# vtext
[](https://crates.io/crates/vtext)
[](https://pypi.org/project/vtext/)
[](https://circleci.com/gh/rth/vtext/tree/master)
[](https://dev.azure.com/ryurchak/vtext/_build/latest?definitionId=1&branchName=master)
NLP in Rust with Python bindings
This package aims to provide a high performance toolkit for ingesting textual data for
machine learning applications.
The API is currently unstable.
### Features
- Tokenization: Regexp tokenizer, Unicode segmentation + language specific rules
- Stemming: Snowball (in Python 15-20x faster than NLTK)
- Analyzers (*planned*): word and character n-grams, skip grams
- Token counting: converting token counts to sparse matrices for use
in machine learning libraries. Similar to `CountVectorizer` and
`HashingVectorizer` in scikit-learn.
- Feature weighting (*planned*): feature weighting based on document
frequency (TF-IDF), feature normalization.

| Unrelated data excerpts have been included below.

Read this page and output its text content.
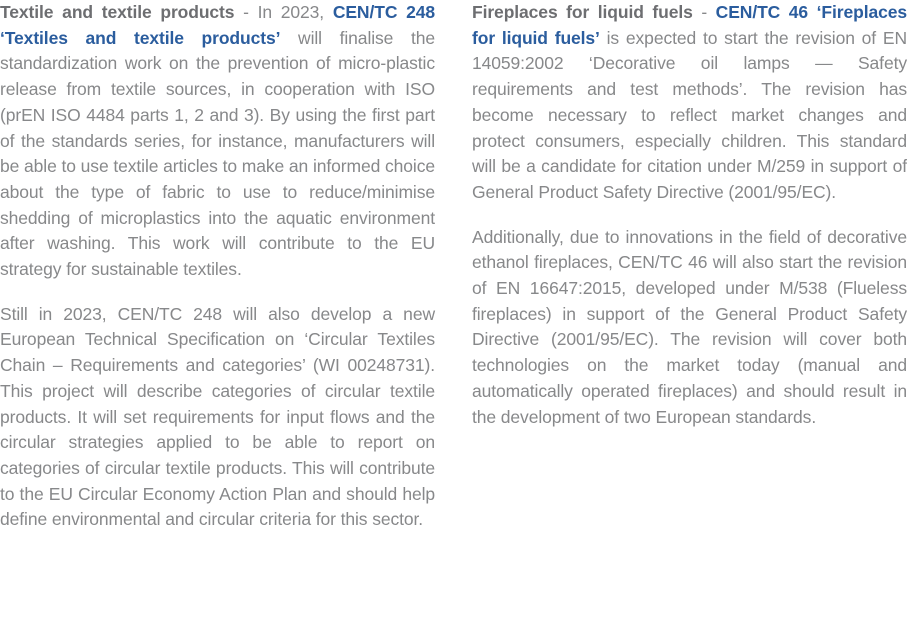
Textile and textile products - In 2023, CEN/TC 248 ‘Textiles and textile products’ will finalise the standardization work on the prevention of micro-plastic release from textile sources, in cooperation with ISO (prEN ISO 4484 parts 1, 2 and 3). By using the first part of the standards series, for instance, manufacturers will be able to use textile articles to make an informed choice about the type of fabric to use to reduce/minimise shedding of microplastics into the aquatic environment after washing. This work will contribute to the EU strategy for sustainable textiles.

Still in 2023, CEN/TC 248 will also develop a new European Technical Specification on ‘Circular Textiles Chain – Requirements and categories’ (WI 00248731). This project will describe categories of circular textile products. It will set requirements for input flows and the circular strategies applied to be able to report on categories of circular textile products. This will contribute to the EU Circular Economy Action Plan and should help define environmental and circular criteria for this sector.

Fireplaces for liquid fuels - CEN/TC 46 ‘Fireplaces for liquid fuels’ is expected to start the revision of EN 14059:2002 ‘Decorative oil lamps — Safety requirements and test methods’. The revision has become necessary to reflect market changes and protect consumers, especially children. This standard will be a candidate for citation under M/259 in support of General Product Safety Directive (2001/95/EC).

Additionally, due to innovations in the field of decorative ethanol fireplaces, CEN/TC 46 will also start the revision of EN 16647:2015, developed under M/538 (Flueless fireplaces) in support of the General Product Safety Directive (2001/95/EC). The revision will cover both technologies on the market today (manual and automatically operated fireplaces) and should result in the development of two European standards.
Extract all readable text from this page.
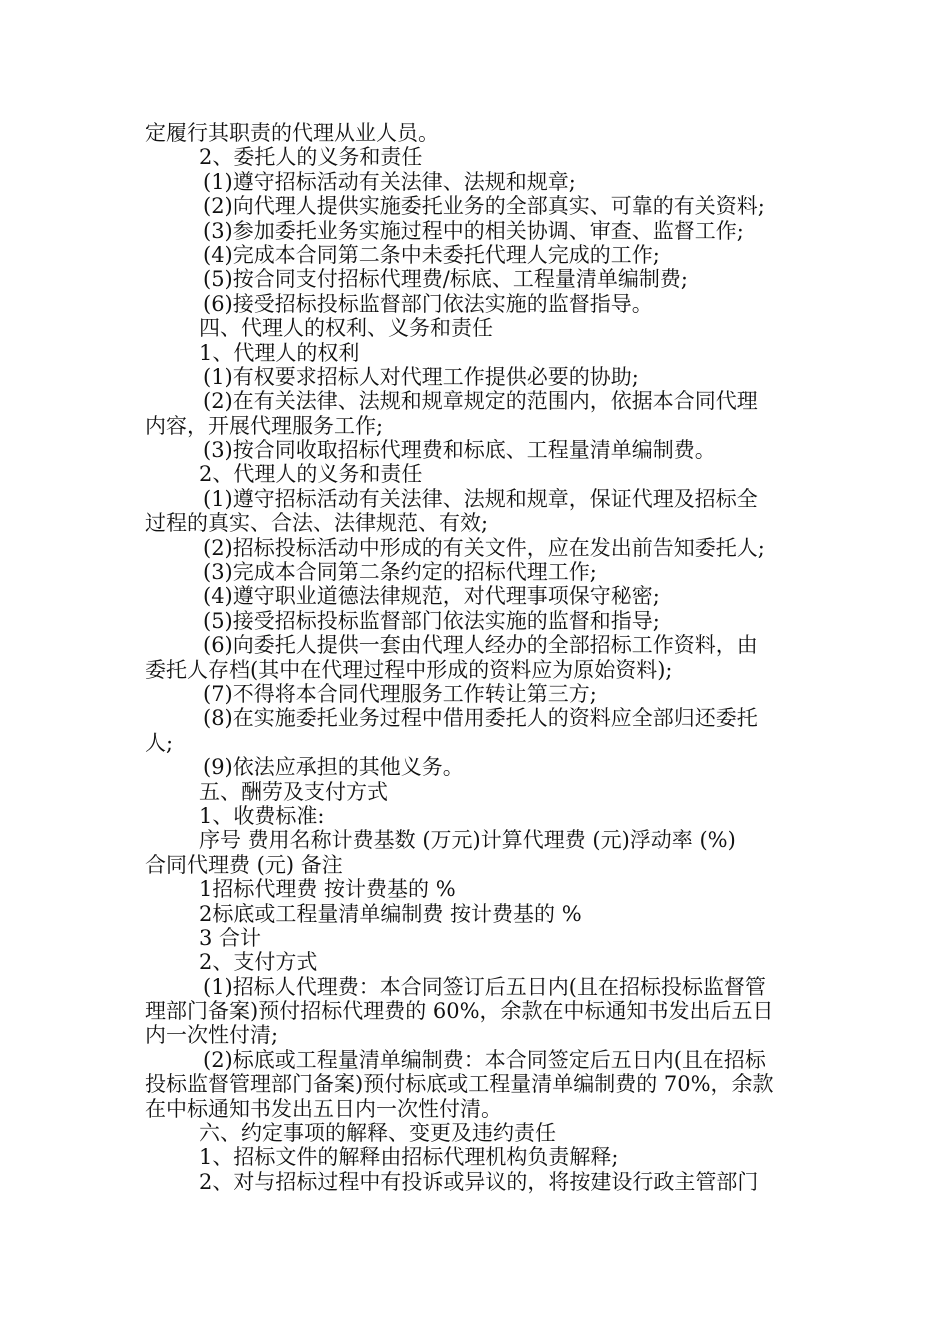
定履行其职责的代理从业人员。
2、委托人的义务和责任
(1)遵守招标活动有关法律、法规和规章;
(2)向代理人提供实施委托业务的全部真实、可靠的有关资料;
(3)参加委托业务实施过程中的相关协调、审查、监督工作;
(4)完成本合同第二条中未委托代理人完成的工作;
(5)按合同支付招标代理费/标底、工程量清单编制费;
(6)接受招标投标监督部门依法实施的监督指导。
四、代理人的权利、义务和责任
1、代理人的权利
(1)有权要求招标人对代理工作提供必要的协助;
(2)在有关法律、法规和规章规定的范围内，依据本合同代理
内容，开展代理服务工作;
(3)按合同收取招标代理费和标底、工程量清单编制费。
2、代理人的义务和责任
(1)遵守招标活动有关法律、法规和规章，保证代理及招标全
过程的真实、合法、法律规范、有效;
(2)招标投标活动中形成的有关文件，应在发出前告知委托人;
(3)完成本合同第二条约定的招标代理工作;
(4)遵守职业道德法律规范，对代理事项保守秘密;
(5)接受招标投标监督部门依法实施的监督和指导;
(6)向委托人提供一套由代理人经办的全部招标工作资料，由
委托人存档(其中在代理过程中形成的资料应为原始资料);
(7)不得将本合同代理服务工作转让第三方;
(8)在实施委托业务过程中借用委托人的资料应全部归还委托
人;
(9)依法应承担的其他义务。
五、酬劳及支付方式
1、收费标准:
序号 费用名称计费基数 (万元)计算代理费 (元)浮动率 (%)
合同代理费 (元) 备注
1招标代理费 按计费基的 %
2标底或工程量清单编制费 按计费基的 %
3 合计
2、支付方式
(1)招标人代理费：本合同签订后五日内(且在招标投标监督管
理部门备案)预付招标代理费的 60%，余款在中标通知书发出后五日
内一次性付清;
(2)标底或工程量清单编制费：本合同签定后五日内(且在招标
投标监督管理部门备案)预付标底或工程量清单编制费的 70%，余款
在中标通知书发出五日内一次性付清。
六、约定事项的解释、变更及违约责任
1、招标文件的解释由招标代理机构负责解释;
2、对与招标过程中有投诉或异议的，将按建设行政主管部门
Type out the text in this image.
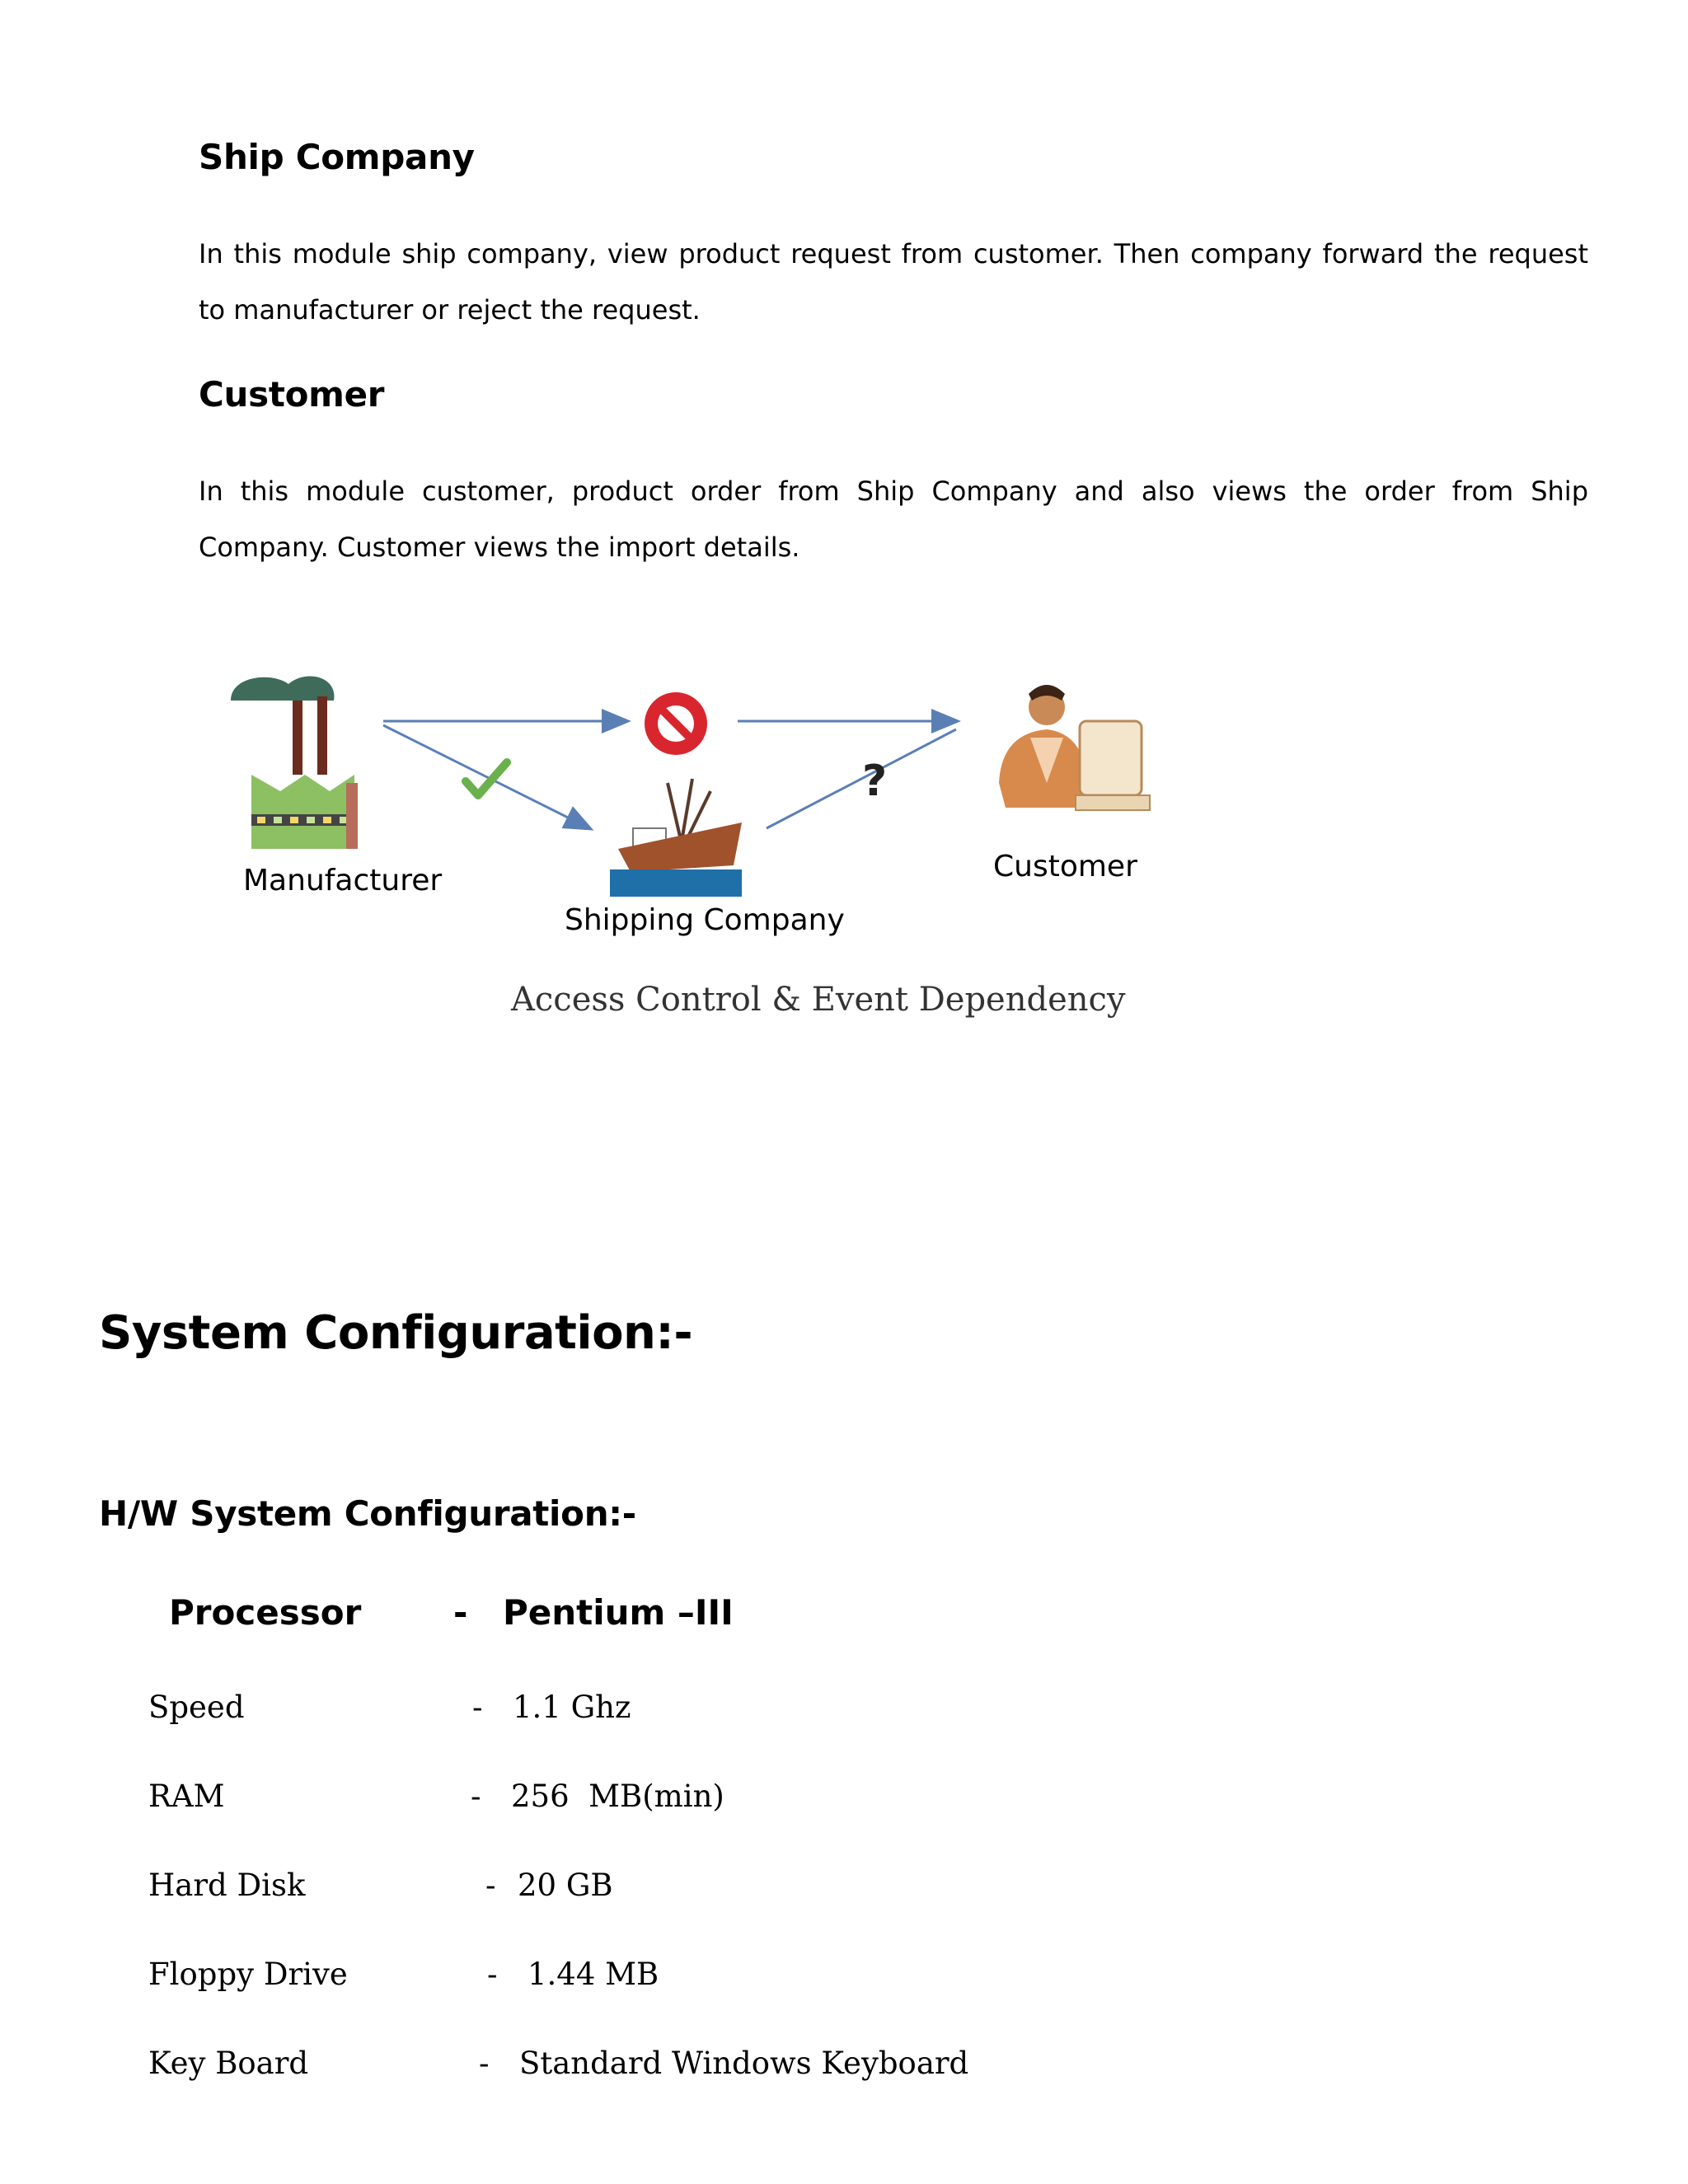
Ship Company

In this module ship company, view product request from customer. Then company forward the request to manufacturer or reject the request.

Customer

In this module customer, product order from Ship Company and also views the order from Ship Company. Customer views the import details.

?
Manufacturer
Shipping Company
Customer
Access Control & Event Dependency
System Configuration:-
H/W System Configuration:-
Processor	- Pentium –III
Speed	- 1.1 Ghz
RAM	- 256  MB(min)
Hard Disk	- 20 GB
Floppy Drive	- 1.44 MB
Key Board	- Standard Windows Keyboard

- Levenshtein edit distance; Sørensen-Dice, Jaro, Jaro Winkler string similarities
## Usage
### Usage in Python
vtext requires Python 3.5+ and can be installed with,
```
pip install --pre vtext
```
Below is a simple tokenization example,
```python
>>> from vtext.tokenize import VTextTokenizer
>>> VTextTokenizer("en").tokenize("Flights can't depart after 2:00 pm.")
["Flights", "ca", "n't", "depart" "after", "2:00", "pm", "."]
```
For more details see the project documentation: [vtext.io/doc/latest/index.html](https://vtext.io/doc/latest/index.html)
### Usage in Rust
Add the following to `Cargo.toml`,
```toml
[dependencies]
vtext = "0.1.0-alpha.1"
```
For more details see rust documentation: [docs.rs/vtext](https://docs.rs/vtext)
## Benchmarks
#### Tokenization
Following benchmarks illustrate the tokenization accuracy (F1 score) on [UD treebanks](https://universaldependencies.org/)
,
| en | EWT | 0.812 | 0.972 | 0.966 |
| en | GUM | 0.881 | 0.989 | 0.996 |
| de | GSD | 0.896 | 0.944 | 0.964 |
| fr | Sequoia | 0.844 | 0.968 | 0.971 |
and the English tokenization speed,
| **Speed** (10⁶ tokens/s) | 3.1 | 0.14 | 2.1 |
#### Text vectorization
Below are benchmarks for converting
textual data to a sparse document-term matrix using the 20 newsgroups dataset,
| CountVectorizer | 14 | 35 |
| HashingVectorizer | 19 | 68 |
see [benchmarks/README.md](./benchmarks/README.md) for more details.
## License
vtext is released under the [Apache License, Version 2.0](./LICENSE).